Penso che ci siano davvero poche band che siano riuscite a mettere insieme così tante influenze nell’arco di una cinquantina di minuti, riuscendo a creare un suono unitario che pervade tutto l’album e al tempo stesso a confezionare momenti perfetti. Basti pensare all’attacco di Are You There?, a quando la voce di Lee Douglas si innesta sulle prime note del brano che dà il titolo all’album, all’accelerazione della conclusiva e strumentale Violence (forse il pezzo più vicino ai primi Anathema di tutta la successiva discografia), all’atmosfera à la Nick Drake (che sarebbe stato omaggiato da Danny Cavanagh nel bel disco di cover A Place to Be) o al passaggio da Balance a Closer, tra i miei momenti preferiti in assoluto, non solo considerando la discografia degli inglesi.

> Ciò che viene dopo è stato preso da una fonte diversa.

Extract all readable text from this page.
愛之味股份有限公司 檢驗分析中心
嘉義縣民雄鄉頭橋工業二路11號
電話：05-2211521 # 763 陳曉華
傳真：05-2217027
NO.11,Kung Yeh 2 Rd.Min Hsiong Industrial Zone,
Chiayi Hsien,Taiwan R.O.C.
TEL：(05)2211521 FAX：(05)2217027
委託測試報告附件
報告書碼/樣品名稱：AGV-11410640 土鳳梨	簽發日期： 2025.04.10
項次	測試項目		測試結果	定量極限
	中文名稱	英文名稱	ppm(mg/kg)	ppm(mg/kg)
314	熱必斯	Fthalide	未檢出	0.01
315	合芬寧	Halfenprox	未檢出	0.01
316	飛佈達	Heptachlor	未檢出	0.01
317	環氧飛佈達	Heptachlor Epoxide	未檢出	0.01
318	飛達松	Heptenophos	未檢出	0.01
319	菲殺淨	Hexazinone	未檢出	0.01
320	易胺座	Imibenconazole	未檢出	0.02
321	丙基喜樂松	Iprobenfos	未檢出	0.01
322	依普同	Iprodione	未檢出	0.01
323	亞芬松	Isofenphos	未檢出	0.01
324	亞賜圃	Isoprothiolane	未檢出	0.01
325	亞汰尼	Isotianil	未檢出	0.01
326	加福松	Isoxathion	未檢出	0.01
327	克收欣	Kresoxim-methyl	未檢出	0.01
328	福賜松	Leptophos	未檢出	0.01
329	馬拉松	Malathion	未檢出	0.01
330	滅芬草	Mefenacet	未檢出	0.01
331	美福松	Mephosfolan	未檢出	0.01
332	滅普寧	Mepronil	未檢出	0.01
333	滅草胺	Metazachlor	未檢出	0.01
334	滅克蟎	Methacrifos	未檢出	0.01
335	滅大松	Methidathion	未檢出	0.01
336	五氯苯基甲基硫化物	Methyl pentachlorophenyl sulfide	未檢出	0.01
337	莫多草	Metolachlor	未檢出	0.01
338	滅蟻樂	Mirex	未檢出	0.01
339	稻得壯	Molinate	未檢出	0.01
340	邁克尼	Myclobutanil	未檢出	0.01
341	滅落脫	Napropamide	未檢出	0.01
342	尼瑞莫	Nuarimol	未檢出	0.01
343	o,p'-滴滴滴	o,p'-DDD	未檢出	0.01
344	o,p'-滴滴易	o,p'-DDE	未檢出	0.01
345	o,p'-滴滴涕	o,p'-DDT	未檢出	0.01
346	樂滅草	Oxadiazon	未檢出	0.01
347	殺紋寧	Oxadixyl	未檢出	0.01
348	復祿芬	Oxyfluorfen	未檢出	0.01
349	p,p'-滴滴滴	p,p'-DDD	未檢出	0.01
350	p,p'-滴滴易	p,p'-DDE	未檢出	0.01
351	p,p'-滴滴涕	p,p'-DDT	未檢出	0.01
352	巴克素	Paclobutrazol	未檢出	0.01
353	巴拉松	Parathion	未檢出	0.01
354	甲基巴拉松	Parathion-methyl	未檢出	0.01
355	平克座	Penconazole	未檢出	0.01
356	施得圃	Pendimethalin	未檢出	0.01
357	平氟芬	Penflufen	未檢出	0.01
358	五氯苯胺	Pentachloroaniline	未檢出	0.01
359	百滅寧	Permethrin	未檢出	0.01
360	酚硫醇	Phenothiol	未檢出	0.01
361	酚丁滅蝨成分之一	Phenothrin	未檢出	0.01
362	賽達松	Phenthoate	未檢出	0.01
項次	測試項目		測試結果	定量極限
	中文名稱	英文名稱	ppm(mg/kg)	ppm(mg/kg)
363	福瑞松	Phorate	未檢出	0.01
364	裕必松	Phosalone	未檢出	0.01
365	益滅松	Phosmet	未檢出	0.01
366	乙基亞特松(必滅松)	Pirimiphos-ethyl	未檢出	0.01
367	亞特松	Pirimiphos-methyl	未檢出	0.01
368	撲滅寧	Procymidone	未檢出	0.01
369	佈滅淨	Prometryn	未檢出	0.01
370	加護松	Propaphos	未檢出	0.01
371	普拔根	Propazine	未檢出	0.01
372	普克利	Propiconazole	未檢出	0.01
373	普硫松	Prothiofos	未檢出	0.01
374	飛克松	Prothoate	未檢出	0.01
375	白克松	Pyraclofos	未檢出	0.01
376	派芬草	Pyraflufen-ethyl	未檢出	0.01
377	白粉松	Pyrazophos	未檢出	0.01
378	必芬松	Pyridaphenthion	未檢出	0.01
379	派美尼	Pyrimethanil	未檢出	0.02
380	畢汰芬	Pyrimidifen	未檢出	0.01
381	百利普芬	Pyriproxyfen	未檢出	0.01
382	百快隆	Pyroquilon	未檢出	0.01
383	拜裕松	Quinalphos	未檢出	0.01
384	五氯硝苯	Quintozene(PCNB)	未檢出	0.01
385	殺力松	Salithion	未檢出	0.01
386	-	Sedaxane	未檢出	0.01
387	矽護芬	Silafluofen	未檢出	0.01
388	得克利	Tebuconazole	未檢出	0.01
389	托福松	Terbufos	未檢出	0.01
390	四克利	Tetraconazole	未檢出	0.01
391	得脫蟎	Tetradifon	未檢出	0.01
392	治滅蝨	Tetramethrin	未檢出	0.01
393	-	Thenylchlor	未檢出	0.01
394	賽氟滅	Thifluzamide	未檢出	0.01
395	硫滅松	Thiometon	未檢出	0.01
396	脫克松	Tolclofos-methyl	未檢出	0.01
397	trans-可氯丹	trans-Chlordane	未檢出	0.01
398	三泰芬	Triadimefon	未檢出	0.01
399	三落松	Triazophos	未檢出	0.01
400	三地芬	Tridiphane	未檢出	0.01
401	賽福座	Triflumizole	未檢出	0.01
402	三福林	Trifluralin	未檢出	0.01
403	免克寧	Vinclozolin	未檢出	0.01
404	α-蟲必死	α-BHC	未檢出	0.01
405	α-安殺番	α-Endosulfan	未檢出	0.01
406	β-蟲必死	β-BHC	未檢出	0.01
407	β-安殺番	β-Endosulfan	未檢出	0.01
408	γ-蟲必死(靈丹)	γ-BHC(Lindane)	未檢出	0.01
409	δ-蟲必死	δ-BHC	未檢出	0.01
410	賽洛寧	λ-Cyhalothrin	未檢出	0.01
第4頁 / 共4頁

Un album sorprendente e commovente, che avrebbe meritato molto di più, superando in intensità e personalità la gran parte dei dischi usciti in quel periodo anche in ambito “alternative”, snobbato aprioristicamente dagli ascoltatori del genere e visto con diffidenza da molti appassionati di area metal, che imputavano agli inglesi un ulteriore ammorbidimento. A distanza di vent’anni, A Natural Disaster non ha perso un briciolo della sua forza e del suo fascino e ci ricorda, con ancora più forza, l’enorme vuoto che la “pausa indeterminata” degli Anathema ha lasciato nella scena musicale attuale. (L’Azzeccagarbugli)

Your dream world is a very scary place
To be trapped in

5 commenti

  • Non avrei saputo dirlo meglio.Semplicemente un capolavoro.

    Mancano tanto, troppo…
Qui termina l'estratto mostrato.